La religion connaît un retour en grâce, et pas uniquement sur la place Saint-Pierre à Rome. En politique aussi. L’inconvénient, c’est qu’elle impose un dogme, une morale et des sanctions. Si on contrevient à la seconde, ni la bigoterie ni l’excuse ne sauraient exempter le pécheur des troisièmes. C’est ce qui est arrivé à la fraîchement élue conseillère d’État neuchâteloise Céline Vara.
Il a suffi d’un malheureux voyage carboné en avion dans un sultanat bourré d’or noir et moyennement soucieux des droits humains pour qu’elle subisse une correction politico-médiatique magistrale. Quelle cruauté à l’égard d’une disciple écolo qui préparait depuis deux ans une escapade pour admirer les tortues marines! Sachant qu’un séjour dans un hôtel de luxe, avec guides locaux sous-payés vous conduisant diligemment en minibus, requiert des mois de préparation.
Sa candidature au martyre a eu raison de mes bons sentiments passagers
Non contente de livrer cette excuse béton, Céline Vara a contre-attaqué avec deux arguments imparables. Primo, le sexisme: femme égale victime; femme écologiste égale victime au carré. Cette justification possède le double avantage de conforter les faibles femmes dans leur prétendu statut de victime, tout en flattant les mâles protecteurs qui sommeillent encore dans les hommes progressistes. Deuxio: le respect de la vie privée. Je note en passant qu’elle a été défendue principalement par des élus de droite, de Mauro Poggia à Cyril Aellen, une posture délicieusement jésuite visant, selon moi, à démontrer la supériorité morale d’une philosophie politique basée sur la liberté et la responsabilité individuelle. Vara a dû en mourir de dépit. J’ai failli aussi céder à la tentation de la défendre, son inconséquence si humaine me l’ayant rendue sympathique. Mais sa candidature au martyre a eu raison de mes bons sentiments passagers.

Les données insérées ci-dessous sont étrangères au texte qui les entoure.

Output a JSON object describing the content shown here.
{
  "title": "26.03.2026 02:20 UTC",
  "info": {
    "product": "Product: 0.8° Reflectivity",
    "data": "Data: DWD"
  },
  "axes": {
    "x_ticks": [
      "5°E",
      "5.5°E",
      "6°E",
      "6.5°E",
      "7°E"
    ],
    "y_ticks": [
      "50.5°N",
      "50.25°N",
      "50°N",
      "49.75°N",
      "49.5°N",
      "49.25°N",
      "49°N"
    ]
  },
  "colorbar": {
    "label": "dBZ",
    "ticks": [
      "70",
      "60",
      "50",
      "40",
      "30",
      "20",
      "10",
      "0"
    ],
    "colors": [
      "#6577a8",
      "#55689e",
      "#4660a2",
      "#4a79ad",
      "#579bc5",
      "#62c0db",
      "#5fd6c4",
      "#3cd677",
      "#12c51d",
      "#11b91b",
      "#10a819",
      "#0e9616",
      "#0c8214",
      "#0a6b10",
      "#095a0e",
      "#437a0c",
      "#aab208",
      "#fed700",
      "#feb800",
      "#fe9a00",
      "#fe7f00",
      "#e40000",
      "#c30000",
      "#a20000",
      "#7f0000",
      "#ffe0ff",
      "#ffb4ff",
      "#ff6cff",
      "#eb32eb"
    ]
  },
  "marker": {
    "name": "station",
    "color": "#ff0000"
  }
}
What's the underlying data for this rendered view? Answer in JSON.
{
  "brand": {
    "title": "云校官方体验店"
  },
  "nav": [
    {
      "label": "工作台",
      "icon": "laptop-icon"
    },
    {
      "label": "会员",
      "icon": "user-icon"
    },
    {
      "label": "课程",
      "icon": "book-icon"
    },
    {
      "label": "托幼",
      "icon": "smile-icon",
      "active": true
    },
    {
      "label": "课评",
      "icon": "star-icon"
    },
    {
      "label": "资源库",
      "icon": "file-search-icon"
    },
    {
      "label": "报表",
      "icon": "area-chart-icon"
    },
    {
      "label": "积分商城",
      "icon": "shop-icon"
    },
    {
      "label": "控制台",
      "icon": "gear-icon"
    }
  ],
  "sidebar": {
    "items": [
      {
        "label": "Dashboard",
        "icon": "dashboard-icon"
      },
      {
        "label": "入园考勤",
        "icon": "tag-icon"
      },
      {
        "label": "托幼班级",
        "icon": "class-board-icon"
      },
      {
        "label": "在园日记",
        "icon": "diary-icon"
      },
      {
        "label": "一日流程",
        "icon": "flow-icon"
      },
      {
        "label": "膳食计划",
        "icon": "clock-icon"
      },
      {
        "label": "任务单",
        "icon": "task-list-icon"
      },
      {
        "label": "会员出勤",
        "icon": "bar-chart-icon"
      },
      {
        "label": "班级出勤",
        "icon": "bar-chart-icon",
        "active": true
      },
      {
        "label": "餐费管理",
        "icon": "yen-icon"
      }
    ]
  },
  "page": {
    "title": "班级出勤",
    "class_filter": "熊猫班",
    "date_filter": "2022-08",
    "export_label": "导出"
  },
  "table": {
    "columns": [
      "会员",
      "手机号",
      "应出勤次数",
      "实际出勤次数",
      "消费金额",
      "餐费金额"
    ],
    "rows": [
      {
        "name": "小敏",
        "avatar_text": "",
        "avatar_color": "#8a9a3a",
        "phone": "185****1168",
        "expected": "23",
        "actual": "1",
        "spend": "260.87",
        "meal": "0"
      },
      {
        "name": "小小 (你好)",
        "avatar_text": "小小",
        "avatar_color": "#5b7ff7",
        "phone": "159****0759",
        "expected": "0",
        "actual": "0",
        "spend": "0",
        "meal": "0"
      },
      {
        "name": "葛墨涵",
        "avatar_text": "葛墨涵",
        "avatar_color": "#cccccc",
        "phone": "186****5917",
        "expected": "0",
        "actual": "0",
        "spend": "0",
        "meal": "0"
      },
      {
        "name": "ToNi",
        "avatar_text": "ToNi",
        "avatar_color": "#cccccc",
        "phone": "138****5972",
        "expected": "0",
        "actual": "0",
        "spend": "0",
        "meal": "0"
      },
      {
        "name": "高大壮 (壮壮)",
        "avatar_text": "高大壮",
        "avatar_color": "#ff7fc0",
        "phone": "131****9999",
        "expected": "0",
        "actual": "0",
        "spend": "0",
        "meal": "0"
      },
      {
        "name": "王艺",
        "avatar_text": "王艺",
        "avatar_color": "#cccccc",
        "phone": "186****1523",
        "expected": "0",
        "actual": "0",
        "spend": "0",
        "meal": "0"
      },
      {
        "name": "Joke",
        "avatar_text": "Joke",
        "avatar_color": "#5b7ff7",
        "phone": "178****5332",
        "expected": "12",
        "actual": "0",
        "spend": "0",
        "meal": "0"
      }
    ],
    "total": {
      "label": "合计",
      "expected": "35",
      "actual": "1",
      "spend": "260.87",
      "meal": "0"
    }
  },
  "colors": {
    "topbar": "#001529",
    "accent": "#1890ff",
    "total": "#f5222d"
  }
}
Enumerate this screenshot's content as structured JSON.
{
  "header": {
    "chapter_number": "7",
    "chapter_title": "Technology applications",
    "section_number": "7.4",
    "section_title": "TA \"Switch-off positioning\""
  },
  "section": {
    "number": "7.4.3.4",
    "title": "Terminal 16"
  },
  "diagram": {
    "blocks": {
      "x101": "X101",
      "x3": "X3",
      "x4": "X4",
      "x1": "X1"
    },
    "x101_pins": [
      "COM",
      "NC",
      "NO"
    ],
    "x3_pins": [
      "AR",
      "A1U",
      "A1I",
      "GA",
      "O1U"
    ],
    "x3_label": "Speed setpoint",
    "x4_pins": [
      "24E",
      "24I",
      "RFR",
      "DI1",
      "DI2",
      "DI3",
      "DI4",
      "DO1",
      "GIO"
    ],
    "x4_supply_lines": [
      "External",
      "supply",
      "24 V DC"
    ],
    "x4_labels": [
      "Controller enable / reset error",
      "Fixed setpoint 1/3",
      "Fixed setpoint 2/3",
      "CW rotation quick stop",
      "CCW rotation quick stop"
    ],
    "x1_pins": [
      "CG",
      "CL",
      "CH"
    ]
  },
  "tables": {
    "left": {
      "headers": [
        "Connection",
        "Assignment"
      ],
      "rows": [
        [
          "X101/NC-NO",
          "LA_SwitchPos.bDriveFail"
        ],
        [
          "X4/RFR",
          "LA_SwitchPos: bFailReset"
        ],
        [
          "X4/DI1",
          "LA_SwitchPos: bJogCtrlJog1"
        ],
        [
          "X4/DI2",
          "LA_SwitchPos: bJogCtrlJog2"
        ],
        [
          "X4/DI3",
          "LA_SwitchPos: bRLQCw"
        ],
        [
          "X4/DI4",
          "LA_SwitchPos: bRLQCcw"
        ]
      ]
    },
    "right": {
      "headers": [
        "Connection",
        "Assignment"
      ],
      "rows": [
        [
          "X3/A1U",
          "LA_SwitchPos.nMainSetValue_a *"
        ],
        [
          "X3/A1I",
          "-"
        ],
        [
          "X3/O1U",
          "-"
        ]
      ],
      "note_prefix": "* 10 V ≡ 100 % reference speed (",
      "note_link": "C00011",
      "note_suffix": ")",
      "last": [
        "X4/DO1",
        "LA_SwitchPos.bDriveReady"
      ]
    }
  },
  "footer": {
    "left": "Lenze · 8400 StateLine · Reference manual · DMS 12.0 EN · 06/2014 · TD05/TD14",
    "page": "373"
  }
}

Chez les catholiques, on peut pécher le vendredi et se confesser le dimanche. Dame Vara l’eût-elle fait en manière de métaphore qu’elle s’en serait tirée avec deux «Pater noster» et l’absolution de Sainte Lisa. Et il ne se serait trouvé que des représentants fanatiques du Dicastère pour la Doctrine de la foi pour condamner au nom du devoir d’exemplarité - encore un argument de grenouille de bénitier qui finit noyée au fond du marbre glissant.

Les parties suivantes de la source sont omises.